Obedience Out of Fear

28th Sunday of Ordinary Time


This Sunday, the second reading will be from Hebrews 4:12-13. I suggest reading from the beginning of the chapter, for context, and then read the other readings.

The writer to the Hebrews writes in this chapter on the Sabbath rest, though you wouldn’t know it by the brief excerpt we read today. Nowadays, Sundays are starting to look so much like every other day of the week that resting on Sundays is a hard thing for Christians to talk about seriously and really enter into.

It’s easy to become scrupulous about the way we spend our time on Sundays, but it’s important to recall that because nothing - no action, no thought - will be concealed from God.

It is most important that we act out of right motivation. What do you differently because it’s Sunday? Do you decline to do the laundry on Sundays because you want to enter into God’s rest, or because you just don’t feel like it? 

In some ways, the Sunday “rules” will look different for different people. For example: a friend of mine loves gardening - it relaxes her, makes her feel good. It does not have the same impact on me. I do not like gardening. Should we do gardening on Sunday? Her - absolutely. Me? Absolutely not. 

God also knows our motivations - If we’re refraining from things out of fear, we’re not really resting, fear is not rest.

If we are following God’s laws out of fear, we’re not in a horrible place - the fear of the Lord is the beginning of the wisdom, after all.

But it’s just the beginning - and it’s also the beginning of knowing the Lord. Knowing that God is a being whom we have good reason to fear - that’s self preservation! Anyone with good sense knows that “all-powerful” means “can-crush-you-like-a-bug”!

The young man in our Gospel this Sunday approaches Jesus with exactly this level of real knowledge of God, but with the desire to know more. He asks - not for how to please the Lord, but for how to get a guarantee. And because he was only a little bit away from where he needed to be, Jesus does not initially look disappointed, and tells him what he must do.
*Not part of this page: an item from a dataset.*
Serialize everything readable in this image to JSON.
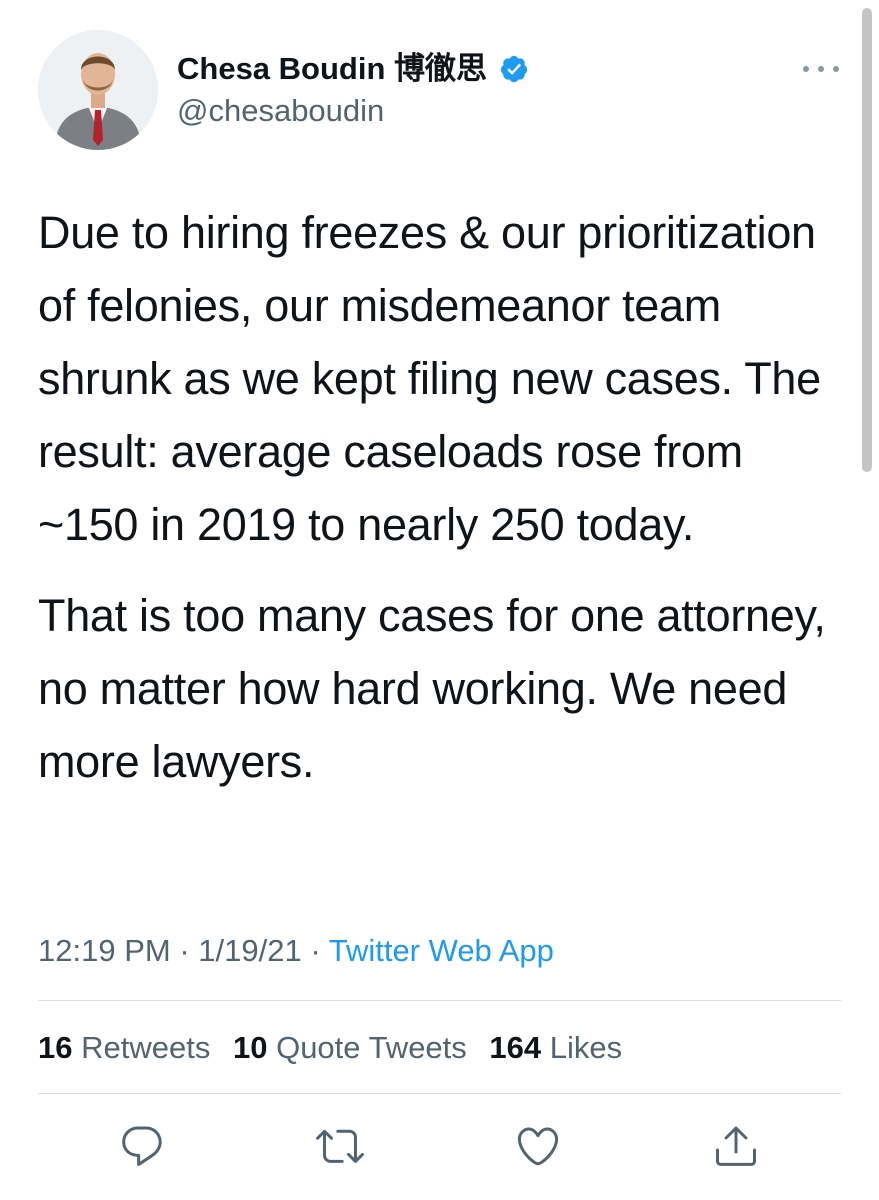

Making the leap from fearing God to loving him is hard, and for as long as we continue to think of our religion as a list of rules and “thou-shalt-nots”, we will continue to be living in that place of fear.  This is not where God wants us - we cannot enter into a real relationship with someone we are afraid of. You cannot love that which you are still afraid of.



Let’s Pray:

Almighty Father,
Give our right fear of you its proper place, and transform it into a proper sense of awe, rather than the terror that is so much more natural. Teach us to love you, and in learning to love you, let us also learn to love our neighbor on your behalf.